# Screensaver Help-Request?



## gates4100 (Feb 17, 2011)

I am a total newbie when it comes to the K3, just got it over a week ago. I am curious about screensavers? When my K3 is in sleep mode these pics come up of authors, etc-is that the screensaver?

Is there a way to add new ones? But if so, I am so very computer iliteriate....is ther somewhere I can request some to be made??

Any help would be great   I am interested in screensavers of flowers, animals( dogs-Labrador retrievers-I have one), seals and tigers-Looove tigers!!,whaless,cenery,  Also is there a way to convert pictures into my Kindle?


----------



## pidgeon92 (Oct 27, 2008)

gates4100 said:


> I am a total newbie when it comes to the K3, just got it over a week ago. I am curious about screensavers? When my K3 is in sleep mode these pics come up of authors, etc-is that the screensaver?

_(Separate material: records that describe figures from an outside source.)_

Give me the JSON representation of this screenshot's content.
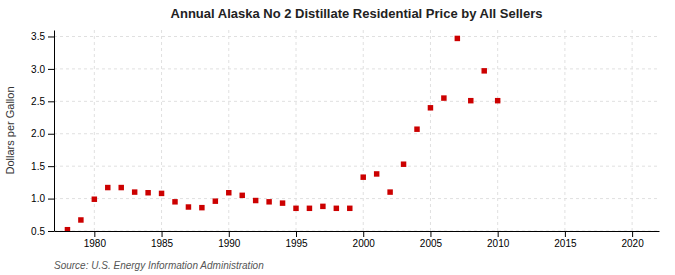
{
  "chart_data": {
    "type": "scatter",
    "title": "Annual Alaska No 2 Distillate Residential Price by All Sellers",
    "y_label": "Dollars per Gallon",
    "annotations": [
      "Source: U.S. Energy Information Administration"
    ],
    "x": [
      1978,
      1979,
      1980,
      1981,
      1982,
      1983,
      1984,
      1985,
      1986,
      1987,
      1988,
      1989,
      1990,
      1991,
      1992,
      1993,
      1994,
      1995,
      1996,
      1997,
      1998,
      1999,
      2000,
      2001,
      2002,
      2003,
      2004,
      2005,
      2006,
      2007,
      2008,
      2009,
      2010
    ],
    "values": [
      0.52,
      0.67,
      0.99,
      1.17,
      1.17,
      1.1,
      1.09,
      1.08,
      0.95,
      0.87,
      0.86,
      0.96,
      1.09,
      1.05,
      0.97,
      0.95,
      0.93,
      0.85,
      0.85,
      0.88,
      0.85,
      0.85,
      1.33,
      1.38,
      1.1,
      1.53,
      2.07,
      2.4,
      2.55,
      3.47,
      2.51,
      2.97,
      2.51
    ],
    "color": "#cc0000",
    "marker": "square",
    "xlim": [
      1977,
      2022
    ],
    "ylim": [
      0.5,
      3.6
    ],
    "xticks": [
      1980,
      1985,
      1990,
      1995,
      2000,
      2005,
      2010,
      2015,
      2020
    ],
    "yticks": [
      0.5,
      {
        "value": 1.0,
        "label": "1.0"
      },
      1.5,
      {
        "value": 2.0,
        "label": "2.0"
      },
      2.5,
      {
        "value": 3.0,
        "label": "3.0"
      },
      3.5
    ],
    "grid": true
  }
}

Yes, those are the screensavers. Really more of a sleep picture, to let you know what state your Kindle is in.

In order to change them/add your own, you need to hack your Kindle via your PC/Mac. If you are not comfortable using your PC and figuring out what file does what, you really should consider leaving it as is. It's not really so much a matter of you might damage the Kindle, as it is of the possibility you will need to remove the hack at some point, and that gets very confusing for people.


----------